Pensions Management Institute (PMI) president Lesley Carline says,"I think schemes are preparing for the worst and hoping for the best.
"So the approach of ‘prepare and keep on top of things as you go along' is better than leaving things until the last minute and running around like headless chickens. And it is good practice to make sure they are carrying out their compliance requirements."
It is also important to note that supervision should strike a delicate balance between ensuring the master trusts are properly run and allowing them the space to improve and innovate for the benefit of members.
Sackers partner Ian Pittaway echoes this, adding,"Too heavy a hand on the regulatory tiller could impair the progressive and rapid trajectory master trusts have been on."
So how can schemes ensure they are continuing to innovate to help achieve optimal member outcomes?

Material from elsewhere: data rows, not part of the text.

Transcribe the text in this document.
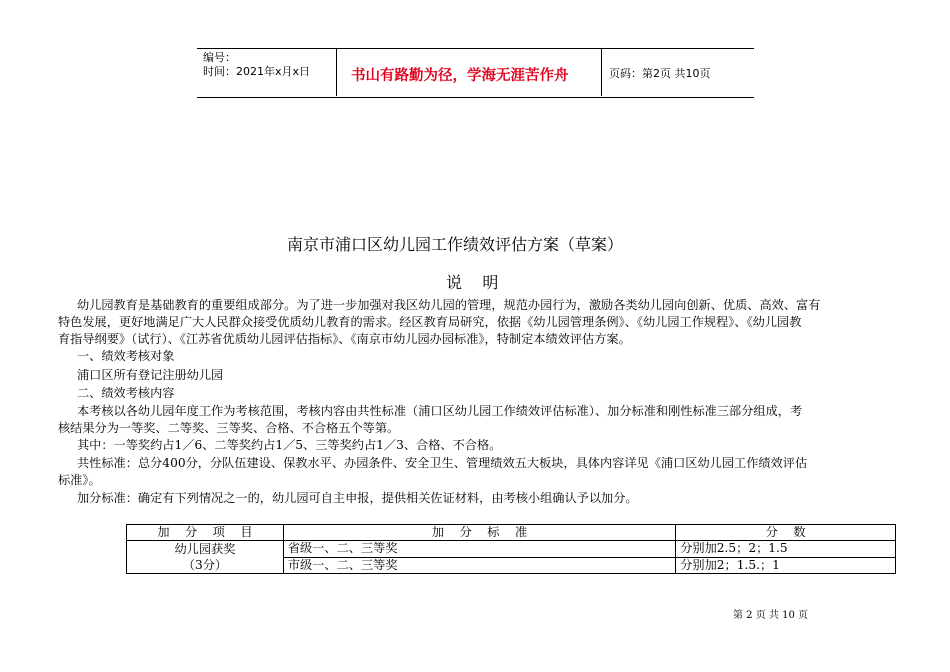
编号：
时间：2021年x月x日	书山有路勤为径，学海无涯苦作舟	页码：第2页 共10页
南京市浦口区幼儿园工作绩效评估方案（草案）
说    明
幼儿园教育是基础教育的重要组成部分。为了进一步加强对我区幼儿园的管理，规范办园行为，激励各类幼儿园向创新、优质、高效、富有
特色发展，更好地满足广大人民群众接受优质幼儿教育的需求。经区教育局研究，依据《幼儿园管理条例》、《幼儿园工作规程》、《幼儿园教
育指导纲要》（试行）、《江苏省优质幼儿园评估指标》、《南京市幼儿园办园标准》，特制定本绩效评估方案。
一、绩效考核对象
浦口区所有登记注册幼儿园
二、绩效考核内容
本考核以各幼儿园年度工作为考核范围，考核内容由共性标准（浦口区幼儿园工作绩效评估标准）、加分标准和刚性标准三部分组成，考
核结果分为一等奖、二等奖、三等奖、合格、不合格五个等第。
其中：一等奖约占1／6、二等奖约占1／5、三等奖约占1／3、合格、不合格。
共性标准：总分400分，分队伍建设、保教水平、办园条件、安全卫生、管理绩效五大板块，具体内容详见《浦口区幼儿园工作绩效评估
标准》。
加分标准：确定有下列情况之一的，幼儿园可自主申报，提供相关佐证材料，由考核小组确认予以加分。
加    分    项    目	加    分    标    准	分    数

幼儿园获奖
（3分）	省级一、二、三等奖	分别加2.5；2；1.5
	市级一、二、三等奖	分别加2；1.5.；1
第 2 页 共 10 页
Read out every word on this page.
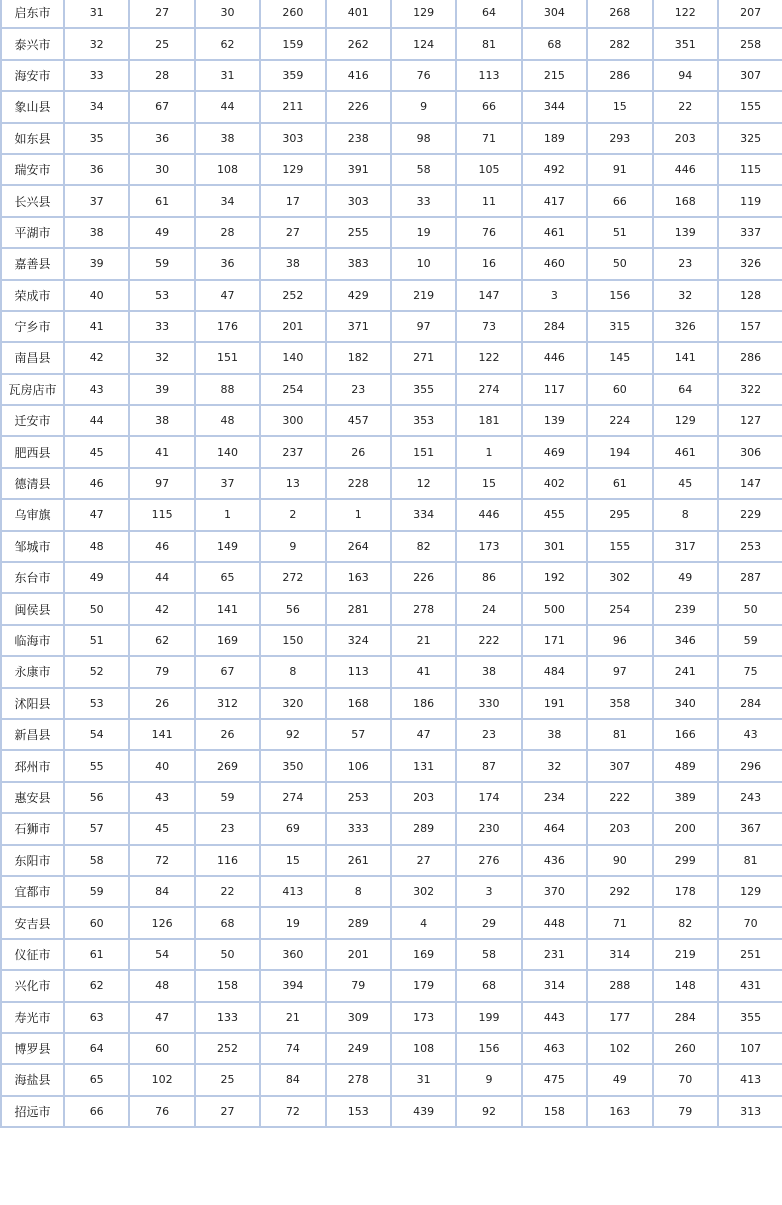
启东市	31	27	30	260	401	129	64	304	268	122	207
泰兴市	32	25	62	159	262	124	81	68	282	351	258
海安市	33	28	31	359	416	76	113	215	286	94	307
象山县	34	67	44	211	226	9	66	344	15	22	155
如东县	35	36	38	303	238	98	71	189	293	203	325
瑞安市	36	30	108	129	391	58	105	492	91	446	115
长兴县	37	61	34	17	303	33	11	417	66	168	119
平湖市	38	49	28	27	255	19	76	461	51	139	337
嘉善县	39	59	36	38	383	10	16	460	50	23	326
荣成市	40	53	47	252	429	219	147	3	156	32	128
宁乡市	41	33	176	201	371	97	73	284	315	326	157
南昌县	42	32	151	140	182	271	122	446	145	141	286
瓦房店市	43	39	88	254	23	355	274	117	60	64	322
迁安市	44	38	48	300	457	353	181	139	224	129	127
肥西县	45	41	140	237	26	151	1	469	194	461	306
德清县	46	97	37	13	228	12	15	402	61	45	147
乌审旗	47	115	1	2	1	334	446	455	295	8	229
邹城市	48	46	149	9	264	82	173	301	155	317	253
东台市	49	44	65	272	163	226	86	192	302	49	287
闽侯县	50	42	141	56	281	278	24	500	254	239	50
临海市	51	62	169	150	324	21	222	171	96	346	59
永康市	52	79	67	8	113	41	38	484	97	241	75
沭阳县	53	26	312	320	168	186	330	191	358	340	284
新昌县	54	141	26	92	57	47	23	38	81	166	43
邳州市	55	40	269	350	106	131	87	32	307	489	296
惠安县	56	43	59	274	253	203	174	234	222	389	243
石狮市	57	45	23	69	333	289	230	464	203	200	367
东阳市	58	72	116	15	261	27	276	436	90	299	81
宜都市	59	84	22	413	8	302	3	370	292	178	129
安吉县	60	126	68	19	289	4	29	448	71	82	70
仪征市	61	54	50	360	201	169	58	231	314	219	251
兴化市	62	48	158	394	79	179	68	314	288	148	431
寿光市	63	47	133	21	309	173	199	443	177	284	355
博罗县	64	60	252	74	249	108	156	463	102	260	107
海盐县	65	102	25	84	278	31	9	475	49	70	413
招远市	66	76	27	72	153	439	92	158	163	79	313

Carline says,"The master trusts I've spoken to and work with have been concentrating so much on getting through authorisation. They can now start thinking about all the other things they want to do.
"So what I'm expecting to see much more in the way of developing techniques, technologies and improving services to members. Instead of that focus on ‘we've got to get all the documentation right', getting those [sometimes] thousands of pages delivered to TPR, they can now put the resources into the development of services and actually getting back to delivering what they are there for, which is good member outcomes."
The PMI has been doing work in this area too. Its master trust working party created last year - which consists of representatives from a number of master trusts - will provide material on how people who may be advising on a master trust or working around them can understand how they differ and what they deliver next January, Carline tells PP.
Meanwhile, Brown says master trusts must ensure they get"...all of their data ready for the pensions dashboard, be at the forefront of considering climate change in their investments, and ensure members are getting value from their pensions".
In terms of what she expects the market to look like in the coming years, she adds,"We expect the growth in terms of assets under management and members to grow. But in terms of the market in the future, the size of the number of master trust isn't what's important.
"What's important for us is maintaining standards and ensuring the authorised master trusts continue to demonstrate the authorisation criteria."
Evidently, there has been a warm welcome for tighter regulation in this sector. It is important that the arrangement is monitored on an ongoing basis to ensure the market continues to remains fit for purpose. But the providers have a role to play themselves and must ensure they continue to innovate and evolve.
Master trust authorisation criteria
In order to be authorised, master trusts had to show their scheme they met the five criteria laid out in legislation: demonstrating the people running their scheme were fit and proper; financial sustainability; the funder of the scheme could support it; the master trust had adequate systems and processes in place; a continuity strategy had been prepared.